Montana Secretary Of State Clarifies Illegal Voting Allegations
Montana Secretary of State Corey Stapleton pushed back against allegations Thursday that his office is claiming more than 300 cases of voter fraud in the May special election. The Republican Secretary of State says any reports claiming he made such allegations are false.
In July, the Republican Secretary of State testified before the State Administration and Veterans Affairs Interim Committee saying that hundreds of ballot signatures were illegal in last May’s special congressional election.
The statement came in the context of urging lawmakers to not dismiss the possibility of voter fraud in Montana, just because it hasn’t been reported.
"We all have to take a real hard look," Stapleton said. "We’ve never had voter fraud in Montana this century. Nobody. Ask yourself, if we had no DUIs, no shoplifting, if we had no sexual assaults, we would say that we don’t have those things, or would we say that we don’t have voter fraud because we haven’t pursued it or we don’t understand … In the special election for example, over three hundred signatures were illegal, statewide."

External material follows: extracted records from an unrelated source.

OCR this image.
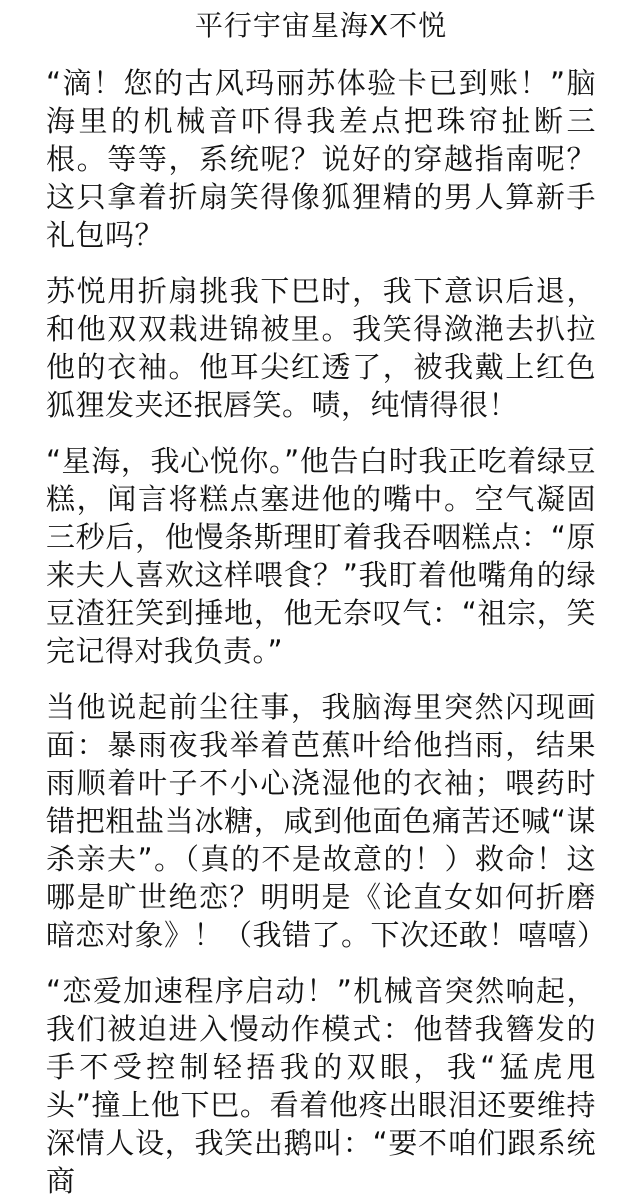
平行宇宙星海X不悦

“滴！您的古风玛丽苏体验卡已到账！”脑海里的机械音吓得我差点把珠帘扯断三根。等等，系统呢？说好的穿越指南呢？这只拿着折扇笑得像狐狸精的男人算新手礼包吗？

苏悦用折扇挑我下巴时，我下意识后退，和他双双栽进锦被里。我笑得潋滟去扒拉他的衣袖。他耳尖红透了，被我戴上红色狐狸发夹还抿唇笑。啧，纯情得很！

“星海，我心悦你。”他告白时我正吃着绿豆糕，闻言将糕点塞进他的嘴中。空气凝固三秒后，他慢条斯理盯着我吞咽糕点：“原来夫人喜欢这样喂食？”我盯着他嘴角的绿豆渣狂笑到捶地，他无奈叹气：“祖宗，笑完记得对我负责。”

当他说起前尘往事，我脑海里突然闪现画面：暴雨夜我举着芭蕉叶给他挡雨，结果雨顺着叶子不小心浇湿他的衣袖；喂药时错把粗盐当冰糖，咸到他面色痛苦还喊“谋杀亲夫”。（真的不是故意的！）救命！这哪是旷世绝恋？明明是《论直女如何折磨暗恋对象》！（我错了。下次还敢！嘻嘻）

“恋爱加速程序启动！”机械音突然响起，我们被迫进入慢动作模式：他替我簪发的手不受控制轻捂我的双眼，我“猛虎甩头”撞上他下巴。看着他疼出眼泪还要维持深情人设，我笑出鹅叫：“要不咱们跟系统商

After that statement the Democratic Chair of the SAVA Committee Sue Malek sent a formal request to the Stapleton asking for more information about the number of fraudulent votes in each county, the reason those votes were considered fraudulent, and what legal actions have been taken in counties against alleged fraud.
Thursday, in response to that request the Secretary’s Chief of Staff Christi Jacobsen appeared before the SAVA committee to read a letter from Stapleton.
The letter said Senator Malek's request incorrectly cited an article from the Associated Press reporting that Stapleton claims 360 cases of voter fraud in Montana.
While the AP article never directly says the Secretary of State alleges hundreds of cases of voter fraud, it does say Stapleton asserts more than 360 illegal ballots were cast in the last statewide election.
The Secretary of State’s office uses the terms "illegal" or "mismatched" ballot signatures interchangeably. It also defines "illegal" differently than "fraud," which is much more serious and requires proving intent.
Anthony Johnstone, an associate professor of constitutional and election law at the University of Montana, agrees with the secretary of state’s interpretation of those terms. He says ballots can be illegal, but not fraudulent, and those terms should never be confused.
County election administrators have said statements by the Secretary of State about potential fraud in Montana unnecessarily cast doubt upon the state’s electoral process.